Blurred Lines and Sloppy Data Models

Many neophyte data modelers have trouble distinguishing between logical and physical data models.  These novices likely cannot explain why each model exists, or the differences expressed between them. Sadly, such confusion also exists in the realm of the experienced data modeler.  Not to say an experienced data modeler can’t express the difference between a logical and a physical data model; but across a group of experienced data modelers one would not get a consistent answer.  Data modeling tools only add to the confusion, as limited programming skills applied to tool development either have provided skewed, or occasionally no transformations, between what is logical and what is physical. 

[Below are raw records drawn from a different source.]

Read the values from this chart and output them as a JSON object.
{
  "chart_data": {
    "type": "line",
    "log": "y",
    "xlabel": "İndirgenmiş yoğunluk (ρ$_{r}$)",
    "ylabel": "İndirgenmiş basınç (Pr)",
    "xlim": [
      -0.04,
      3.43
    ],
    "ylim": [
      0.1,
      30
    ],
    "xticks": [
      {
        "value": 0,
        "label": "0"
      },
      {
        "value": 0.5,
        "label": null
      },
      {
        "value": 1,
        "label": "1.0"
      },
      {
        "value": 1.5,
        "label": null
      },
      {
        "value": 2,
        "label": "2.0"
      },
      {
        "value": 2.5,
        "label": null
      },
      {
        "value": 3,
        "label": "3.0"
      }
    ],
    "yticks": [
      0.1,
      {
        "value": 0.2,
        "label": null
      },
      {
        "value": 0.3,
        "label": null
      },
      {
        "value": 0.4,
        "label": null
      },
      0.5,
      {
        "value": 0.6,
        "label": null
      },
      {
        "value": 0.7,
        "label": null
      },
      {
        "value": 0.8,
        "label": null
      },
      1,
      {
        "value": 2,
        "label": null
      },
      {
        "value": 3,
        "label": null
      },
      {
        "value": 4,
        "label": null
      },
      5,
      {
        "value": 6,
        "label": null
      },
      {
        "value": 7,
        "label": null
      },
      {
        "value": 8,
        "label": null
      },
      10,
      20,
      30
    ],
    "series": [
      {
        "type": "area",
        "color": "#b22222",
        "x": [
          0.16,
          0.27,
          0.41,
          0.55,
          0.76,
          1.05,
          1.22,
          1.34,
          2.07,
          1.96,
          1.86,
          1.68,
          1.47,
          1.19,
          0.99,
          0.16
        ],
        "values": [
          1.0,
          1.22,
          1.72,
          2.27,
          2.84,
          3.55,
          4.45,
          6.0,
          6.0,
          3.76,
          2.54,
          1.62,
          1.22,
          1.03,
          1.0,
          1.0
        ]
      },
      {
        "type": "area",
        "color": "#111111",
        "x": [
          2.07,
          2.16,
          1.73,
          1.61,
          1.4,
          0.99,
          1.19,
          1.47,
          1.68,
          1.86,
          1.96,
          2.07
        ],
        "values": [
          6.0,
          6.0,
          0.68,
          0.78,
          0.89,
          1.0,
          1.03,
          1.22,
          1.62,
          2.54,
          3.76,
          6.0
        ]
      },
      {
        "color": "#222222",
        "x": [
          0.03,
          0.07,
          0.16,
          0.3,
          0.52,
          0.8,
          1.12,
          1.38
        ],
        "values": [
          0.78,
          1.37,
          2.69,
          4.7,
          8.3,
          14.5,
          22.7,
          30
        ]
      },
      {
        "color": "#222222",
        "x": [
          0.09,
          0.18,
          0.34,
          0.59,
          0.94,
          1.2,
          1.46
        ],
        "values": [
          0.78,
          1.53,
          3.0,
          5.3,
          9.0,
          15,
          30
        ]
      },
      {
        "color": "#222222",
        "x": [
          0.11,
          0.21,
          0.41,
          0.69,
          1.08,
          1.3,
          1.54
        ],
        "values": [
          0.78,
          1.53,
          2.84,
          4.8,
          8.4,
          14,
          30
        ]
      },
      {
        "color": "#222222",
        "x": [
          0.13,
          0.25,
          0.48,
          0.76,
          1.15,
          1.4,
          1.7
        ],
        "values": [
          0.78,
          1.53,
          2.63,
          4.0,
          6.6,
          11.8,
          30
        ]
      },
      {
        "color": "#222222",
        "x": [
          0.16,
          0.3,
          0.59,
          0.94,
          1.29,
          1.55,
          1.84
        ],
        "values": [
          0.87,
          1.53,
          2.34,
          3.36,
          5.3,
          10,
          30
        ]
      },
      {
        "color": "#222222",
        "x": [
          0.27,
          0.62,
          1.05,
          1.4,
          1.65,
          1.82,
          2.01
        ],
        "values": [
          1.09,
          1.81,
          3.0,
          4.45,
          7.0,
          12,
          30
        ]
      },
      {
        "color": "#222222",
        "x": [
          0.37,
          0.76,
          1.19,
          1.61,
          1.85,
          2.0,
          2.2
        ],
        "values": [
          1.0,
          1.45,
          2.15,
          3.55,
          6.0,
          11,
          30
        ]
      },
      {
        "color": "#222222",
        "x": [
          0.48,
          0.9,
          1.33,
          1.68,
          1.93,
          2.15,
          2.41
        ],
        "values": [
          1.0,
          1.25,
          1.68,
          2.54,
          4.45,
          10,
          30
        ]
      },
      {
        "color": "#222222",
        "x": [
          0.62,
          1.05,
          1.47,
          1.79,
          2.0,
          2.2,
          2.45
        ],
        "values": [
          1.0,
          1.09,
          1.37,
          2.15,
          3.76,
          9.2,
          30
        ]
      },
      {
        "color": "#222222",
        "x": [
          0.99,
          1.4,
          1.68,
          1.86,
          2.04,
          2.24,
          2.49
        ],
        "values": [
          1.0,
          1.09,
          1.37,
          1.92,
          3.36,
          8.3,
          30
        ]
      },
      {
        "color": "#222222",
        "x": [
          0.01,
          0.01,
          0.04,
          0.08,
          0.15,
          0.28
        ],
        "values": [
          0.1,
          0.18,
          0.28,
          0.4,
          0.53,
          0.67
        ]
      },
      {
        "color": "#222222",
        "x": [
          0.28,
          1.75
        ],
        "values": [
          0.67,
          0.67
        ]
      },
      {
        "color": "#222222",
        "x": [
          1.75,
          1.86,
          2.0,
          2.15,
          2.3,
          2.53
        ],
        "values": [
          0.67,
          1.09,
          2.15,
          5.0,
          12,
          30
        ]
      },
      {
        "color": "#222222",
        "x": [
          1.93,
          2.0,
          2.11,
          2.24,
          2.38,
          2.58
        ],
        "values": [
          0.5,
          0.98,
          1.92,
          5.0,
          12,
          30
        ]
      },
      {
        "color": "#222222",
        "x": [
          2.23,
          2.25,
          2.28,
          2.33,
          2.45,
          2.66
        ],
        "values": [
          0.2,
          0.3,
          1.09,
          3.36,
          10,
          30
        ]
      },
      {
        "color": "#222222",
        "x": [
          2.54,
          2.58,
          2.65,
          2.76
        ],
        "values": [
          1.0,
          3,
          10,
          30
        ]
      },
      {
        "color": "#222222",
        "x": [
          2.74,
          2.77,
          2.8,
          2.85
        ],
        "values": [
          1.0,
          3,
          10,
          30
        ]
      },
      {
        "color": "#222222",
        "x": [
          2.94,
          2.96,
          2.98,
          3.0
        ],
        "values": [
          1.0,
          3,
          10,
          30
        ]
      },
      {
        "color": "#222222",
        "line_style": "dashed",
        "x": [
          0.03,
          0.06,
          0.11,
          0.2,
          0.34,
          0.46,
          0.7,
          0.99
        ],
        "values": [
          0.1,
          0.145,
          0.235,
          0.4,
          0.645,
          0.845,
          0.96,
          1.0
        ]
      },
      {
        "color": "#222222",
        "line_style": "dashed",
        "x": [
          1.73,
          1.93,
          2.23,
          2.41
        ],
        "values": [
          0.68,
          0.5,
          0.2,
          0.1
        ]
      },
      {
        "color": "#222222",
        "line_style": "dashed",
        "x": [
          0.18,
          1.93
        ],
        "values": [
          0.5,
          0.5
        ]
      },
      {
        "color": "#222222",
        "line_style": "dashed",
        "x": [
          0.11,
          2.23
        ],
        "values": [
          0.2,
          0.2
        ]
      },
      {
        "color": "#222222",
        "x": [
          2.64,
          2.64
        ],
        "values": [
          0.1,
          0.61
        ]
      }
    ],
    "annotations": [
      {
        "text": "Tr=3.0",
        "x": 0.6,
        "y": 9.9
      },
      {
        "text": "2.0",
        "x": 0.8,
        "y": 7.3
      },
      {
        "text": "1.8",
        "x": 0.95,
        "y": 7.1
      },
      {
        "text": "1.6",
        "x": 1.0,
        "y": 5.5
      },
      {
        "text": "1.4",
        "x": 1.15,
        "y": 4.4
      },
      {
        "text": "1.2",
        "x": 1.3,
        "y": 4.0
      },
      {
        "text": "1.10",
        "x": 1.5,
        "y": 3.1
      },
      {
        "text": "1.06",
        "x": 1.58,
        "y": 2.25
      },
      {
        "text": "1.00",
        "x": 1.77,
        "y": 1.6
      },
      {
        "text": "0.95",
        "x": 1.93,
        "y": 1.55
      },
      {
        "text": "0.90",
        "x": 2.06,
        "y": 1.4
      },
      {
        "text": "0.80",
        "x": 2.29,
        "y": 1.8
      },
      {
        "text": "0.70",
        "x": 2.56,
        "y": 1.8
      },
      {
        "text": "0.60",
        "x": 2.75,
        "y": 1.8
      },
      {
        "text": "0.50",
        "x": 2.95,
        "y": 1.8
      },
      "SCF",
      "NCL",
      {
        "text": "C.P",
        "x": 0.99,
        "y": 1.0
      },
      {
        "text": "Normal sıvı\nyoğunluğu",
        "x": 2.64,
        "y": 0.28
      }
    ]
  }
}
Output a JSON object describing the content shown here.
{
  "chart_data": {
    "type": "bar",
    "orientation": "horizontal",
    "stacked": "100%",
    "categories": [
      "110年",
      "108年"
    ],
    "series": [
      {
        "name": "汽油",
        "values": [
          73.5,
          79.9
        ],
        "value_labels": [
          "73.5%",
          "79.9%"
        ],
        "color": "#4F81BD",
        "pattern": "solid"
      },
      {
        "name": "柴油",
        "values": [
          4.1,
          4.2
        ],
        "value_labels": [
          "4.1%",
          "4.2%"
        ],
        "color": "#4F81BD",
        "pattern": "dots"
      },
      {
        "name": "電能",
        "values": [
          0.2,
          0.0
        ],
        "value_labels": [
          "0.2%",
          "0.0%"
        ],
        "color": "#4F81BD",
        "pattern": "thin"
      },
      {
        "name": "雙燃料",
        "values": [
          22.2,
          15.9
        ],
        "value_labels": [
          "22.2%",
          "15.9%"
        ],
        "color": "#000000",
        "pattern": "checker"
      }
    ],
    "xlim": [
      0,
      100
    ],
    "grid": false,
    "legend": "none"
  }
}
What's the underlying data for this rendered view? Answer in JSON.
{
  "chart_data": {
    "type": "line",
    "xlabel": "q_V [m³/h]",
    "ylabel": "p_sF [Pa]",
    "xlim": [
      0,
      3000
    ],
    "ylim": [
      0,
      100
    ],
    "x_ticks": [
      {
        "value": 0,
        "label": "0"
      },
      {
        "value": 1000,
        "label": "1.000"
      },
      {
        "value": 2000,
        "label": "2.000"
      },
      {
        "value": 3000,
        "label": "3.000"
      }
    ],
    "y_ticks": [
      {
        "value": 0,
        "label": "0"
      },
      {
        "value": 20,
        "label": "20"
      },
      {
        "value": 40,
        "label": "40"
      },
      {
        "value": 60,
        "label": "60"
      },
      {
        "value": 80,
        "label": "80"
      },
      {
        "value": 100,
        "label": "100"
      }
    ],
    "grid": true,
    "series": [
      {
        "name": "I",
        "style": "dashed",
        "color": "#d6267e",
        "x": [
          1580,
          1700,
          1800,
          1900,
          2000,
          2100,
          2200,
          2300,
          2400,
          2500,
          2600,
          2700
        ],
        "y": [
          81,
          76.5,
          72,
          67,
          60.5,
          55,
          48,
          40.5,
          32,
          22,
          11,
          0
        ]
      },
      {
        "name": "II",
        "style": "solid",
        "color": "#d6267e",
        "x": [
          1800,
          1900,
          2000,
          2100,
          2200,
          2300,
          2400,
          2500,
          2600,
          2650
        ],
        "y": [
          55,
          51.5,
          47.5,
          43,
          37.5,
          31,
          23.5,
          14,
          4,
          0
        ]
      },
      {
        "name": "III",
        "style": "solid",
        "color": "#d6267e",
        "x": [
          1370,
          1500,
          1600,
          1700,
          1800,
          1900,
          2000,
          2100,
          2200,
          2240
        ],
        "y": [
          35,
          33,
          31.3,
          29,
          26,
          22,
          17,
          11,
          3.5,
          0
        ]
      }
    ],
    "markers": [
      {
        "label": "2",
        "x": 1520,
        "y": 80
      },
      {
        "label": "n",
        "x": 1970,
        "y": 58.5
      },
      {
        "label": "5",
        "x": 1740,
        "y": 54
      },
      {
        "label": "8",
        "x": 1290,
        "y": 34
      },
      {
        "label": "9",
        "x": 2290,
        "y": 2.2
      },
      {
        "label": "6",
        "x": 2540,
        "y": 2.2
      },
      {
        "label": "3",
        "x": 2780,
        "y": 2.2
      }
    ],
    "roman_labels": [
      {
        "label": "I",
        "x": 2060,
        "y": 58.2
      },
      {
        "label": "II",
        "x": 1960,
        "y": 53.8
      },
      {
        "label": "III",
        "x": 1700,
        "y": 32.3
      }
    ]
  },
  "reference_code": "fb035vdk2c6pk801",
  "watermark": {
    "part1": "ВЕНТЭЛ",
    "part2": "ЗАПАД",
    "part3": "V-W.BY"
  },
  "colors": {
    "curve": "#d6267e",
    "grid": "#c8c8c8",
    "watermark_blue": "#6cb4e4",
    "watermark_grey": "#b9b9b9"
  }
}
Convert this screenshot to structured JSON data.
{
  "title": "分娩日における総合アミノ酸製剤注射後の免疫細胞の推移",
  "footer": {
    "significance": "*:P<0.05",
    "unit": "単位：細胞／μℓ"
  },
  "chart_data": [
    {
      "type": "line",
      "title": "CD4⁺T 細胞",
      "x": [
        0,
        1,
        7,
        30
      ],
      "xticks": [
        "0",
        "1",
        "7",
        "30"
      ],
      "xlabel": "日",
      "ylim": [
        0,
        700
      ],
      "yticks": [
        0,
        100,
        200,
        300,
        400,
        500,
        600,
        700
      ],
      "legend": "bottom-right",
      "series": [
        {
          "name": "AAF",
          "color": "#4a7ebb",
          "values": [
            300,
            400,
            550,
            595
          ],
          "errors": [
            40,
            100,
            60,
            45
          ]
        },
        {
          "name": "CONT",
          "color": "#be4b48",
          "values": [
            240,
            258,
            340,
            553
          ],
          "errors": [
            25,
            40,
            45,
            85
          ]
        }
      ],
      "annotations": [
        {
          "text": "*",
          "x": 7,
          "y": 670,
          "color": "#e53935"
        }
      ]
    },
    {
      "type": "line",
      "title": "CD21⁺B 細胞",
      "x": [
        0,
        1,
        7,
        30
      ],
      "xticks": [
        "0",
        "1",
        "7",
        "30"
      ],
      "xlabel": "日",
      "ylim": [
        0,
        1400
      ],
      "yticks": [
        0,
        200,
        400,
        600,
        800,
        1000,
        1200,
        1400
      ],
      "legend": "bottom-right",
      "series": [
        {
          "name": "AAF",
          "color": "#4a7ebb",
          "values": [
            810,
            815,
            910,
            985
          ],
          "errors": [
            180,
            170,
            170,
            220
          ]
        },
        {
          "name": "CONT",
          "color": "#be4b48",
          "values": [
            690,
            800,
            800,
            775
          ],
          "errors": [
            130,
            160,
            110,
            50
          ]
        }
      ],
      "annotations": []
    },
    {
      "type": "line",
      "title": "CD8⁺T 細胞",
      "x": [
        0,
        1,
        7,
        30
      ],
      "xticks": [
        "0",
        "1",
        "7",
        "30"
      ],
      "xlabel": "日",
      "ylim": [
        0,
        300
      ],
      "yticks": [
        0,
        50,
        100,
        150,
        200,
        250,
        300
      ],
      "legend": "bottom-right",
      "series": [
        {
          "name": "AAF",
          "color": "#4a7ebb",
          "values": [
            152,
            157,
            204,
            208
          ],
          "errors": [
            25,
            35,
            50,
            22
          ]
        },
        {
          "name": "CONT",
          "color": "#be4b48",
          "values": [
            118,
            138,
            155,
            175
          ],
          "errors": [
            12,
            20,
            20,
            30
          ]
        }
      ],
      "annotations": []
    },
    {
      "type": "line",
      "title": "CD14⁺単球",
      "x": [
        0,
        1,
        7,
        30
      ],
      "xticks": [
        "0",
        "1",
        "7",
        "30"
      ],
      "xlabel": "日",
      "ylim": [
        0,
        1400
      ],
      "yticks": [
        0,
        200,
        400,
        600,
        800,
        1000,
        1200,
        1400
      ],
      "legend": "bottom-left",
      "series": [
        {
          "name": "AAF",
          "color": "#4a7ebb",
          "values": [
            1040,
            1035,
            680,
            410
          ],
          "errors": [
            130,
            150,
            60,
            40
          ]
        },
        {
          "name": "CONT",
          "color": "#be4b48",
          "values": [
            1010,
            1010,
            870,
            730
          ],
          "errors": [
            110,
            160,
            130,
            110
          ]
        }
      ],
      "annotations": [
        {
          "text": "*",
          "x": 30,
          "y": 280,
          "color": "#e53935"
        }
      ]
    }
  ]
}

Initially, the logical model was intended to be the item to which the users were exposed.  Queries were to be executed against those logical constructs.  Entity Relationship Diagrams arose to help express that logical perspective, as well as to expose interconnections trailed across the structures from applying the normalization rules that were intended as part and parcel of the relational approach.  The physical model had no diagram because it was physical; the data definition language itself comprised that physical layer.  Then data modeling tools arose to help create database designs, which started presenting a “physical model” which was accepted as given.  But these physical diagrams really were not very physical, as storage groups, partitions, indexes, and many other things were not visually incorporated. Often there were places inside the screens and pop-ups within the modeling tools for storing values related to these physicalities, but it was all just hidden parameters.  Diagram-wise there was a logical model and a second logical model that was called physical.

As the modeling tools evolved, some tools started allowing variations between logical and physical diagrams.  Two logical entities could become one physical table, or vice versa.  Attributes and entities could be flagged as “logical only,” and tables and columns could be flagged as “physical only.”  And super types and sub-types from the logical layer could be converted into physical objects with some flexibility.  Again data modelers bought into a newer fiction that the logical model expressed the business rules while the physical was what was established “for performance.” 

If such an idea were entirely true, maybe things could have settled into that newer explanation.  But unfortunately, the tools were not always maintaining the proper variations between the layers.  When building a logical model today, far too often the designer will start adding in attributes under the guise of “denormalizing for performance.”  Further, those denormalizations likely may be of primary key values for other entities.  The expressions of business rules becomes murky and associative derivatives or worse are expressed.  But then again, the actual relationship line in the ERD may or may not be defined.  And even when it is defined, thanks to the flexibility of the tools, there are times where the relationship is defined as a zero-to-many, when it actually should be a one-to-many.  The designer may simply make the attribute mandatory while not properly noting the relationship itself.  The end result is a sloppy logical data model that does not really express the business rules and logical functional dependencies across the data in scope.  Ultimately, one could suggest that instead of a logical and physical model, one has two variations of a physical data model.

It is not unusual for designers to follow some of these confusing practices, or claim they have distinct logical and physical data models while really having two logical or two physical models.  As a profession, data modelers and data architects should try to reach consensus, and bring tools into alignment with that consensus.  What should the roles of the logical and physical data models be?  We have not yet made ourselves clear.